Avoid milk and dairy products, and tea, coffee, alcohol and carbonated drinks while the attack is on, but drink plenty of filtered or spring water.
Herbs and vitamins will help alleviate the symptoms of allergies.
For runny noses and eyes and constant sneezing, horseradish is excellent as it helps to dry up mucus and lessens sensitivity to pollens.
Since fresh horseradish can cause a burning sensation when taken on an empty stomach, you may find the tablets from your health food store more acceptable. You should also take plenty of garlic, either in your food or as a tablet, and combine this with the horseradish.
Fenugreek seeds, which are good for clearing blocked nasal passages, can be made into a tea.
Soak a teaspoon of seeds in cold water for 30 minutes, then add boiling water, cover and allow to infuse for 10 minutes before straining and drinking.
A cup of alfalfa tea taken three times daily during an attack will help to give relief.
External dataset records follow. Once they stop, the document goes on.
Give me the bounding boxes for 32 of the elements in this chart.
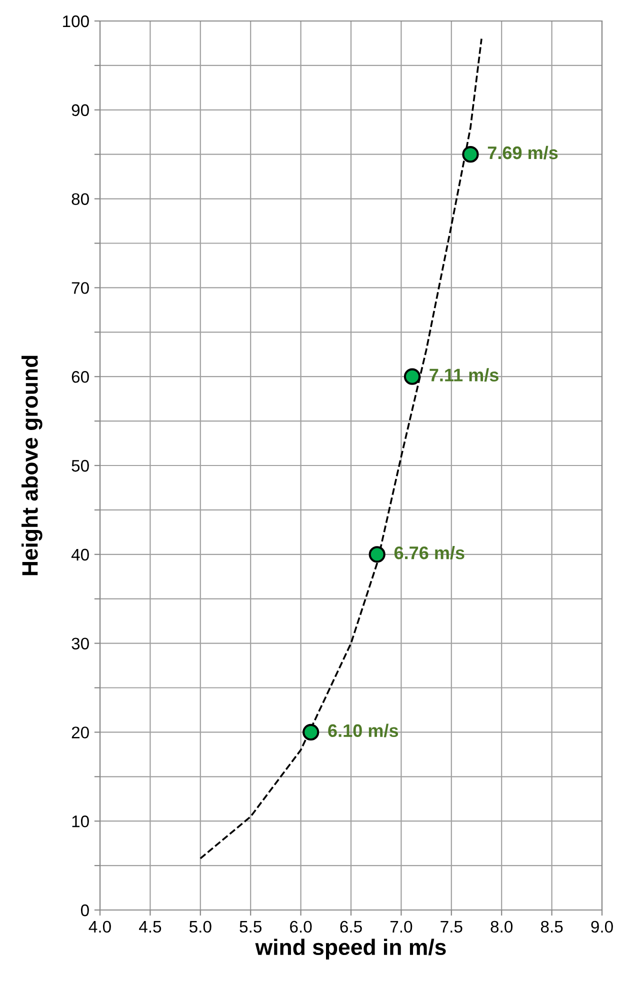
y-tick-label: 70 xyxy=(72,282,89,294)
point xyxy=(462,146,479,163)
y-tick-label: 20 xyxy=(72,726,89,738)
y-tick-label: 60 xyxy=(72,371,89,383)
x-tick-label: 5.0 xyxy=(189,920,212,933)
y-tick-label: 0 xyxy=(80,904,89,916)
annotation: 7.11 m/s xyxy=(430,368,498,382)
point xyxy=(404,368,421,385)
y-tick-label: 90 xyxy=(72,104,89,116)
point xyxy=(368,546,386,563)
annotation: 7.69 m/s xyxy=(488,146,558,160)
annotation: 6.76 m/s xyxy=(394,546,464,560)
x-tick-label: 5.5 xyxy=(240,921,262,933)
y-tick-label: 50 xyxy=(72,460,89,472)
y-tick-label: 40 xyxy=(71,548,89,561)
x-tick-label: 8.5 xyxy=(540,920,563,933)
x-tick-label: 9.0 xyxy=(591,920,613,933)
x-axis-title: wind speed in m/s xyxy=(255,938,446,960)
y-axis-title: Height above ground xyxy=(22,356,42,576)
x-tick-label: 7.5 xyxy=(440,921,462,933)
x-tick-label: 6.0 xyxy=(290,920,312,933)
y-tick-label: 10 xyxy=(72,816,89,828)
x-tick-label: 8.0 xyxy=(490,920,513,933)
point xyxy=(302,724,320,741)
annotation: 6.10 m/s xyxy=(328,724,398,738)
x-tick-label: 7.0 xyxy=(390,920,412,933)
y-tick-label: 100 xyxy=(63,15,89,28)
x-tick-label: 4.0 xyxy=(88,920,111,933)
x-tick-label: 6.5 xyxy=(340,920,362,933)
y-tick-label: 80 xyxy=(72,193,89,206)
x-tick-label: 4.5 xyxy=(139,921,162,933)
y-tick-label: 30 xyxy=(72,638,89,650)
Or blend 10ml each of honey and apple cider vinegar in a large glass of water. Drink half in the morning and the rest in the evening about an hour after your meal.
And for mild to moderate food allergies drink lots of soda water or one teaspoon of bicarbonate of soda dissolved in water.
Include a glass of the following juice blend in your diet as part of your daily morning regime. Blend together 200ml carrot juice and 150ml celery juice and strain through a fine strainer to remove the pulp. Sip slowly for best digestion. Do not drink more than one glass each day.
Chewing a piece of comb honey daily often helps to clear the nose and sinuses in hay fever attacks. If possible, track down a beekeeper in the area where you live and buy the comb honey from them.
These simple natural modifications to your home, diet and daily regime will help to make life far more pleasant if you tend to suffer from an allergy.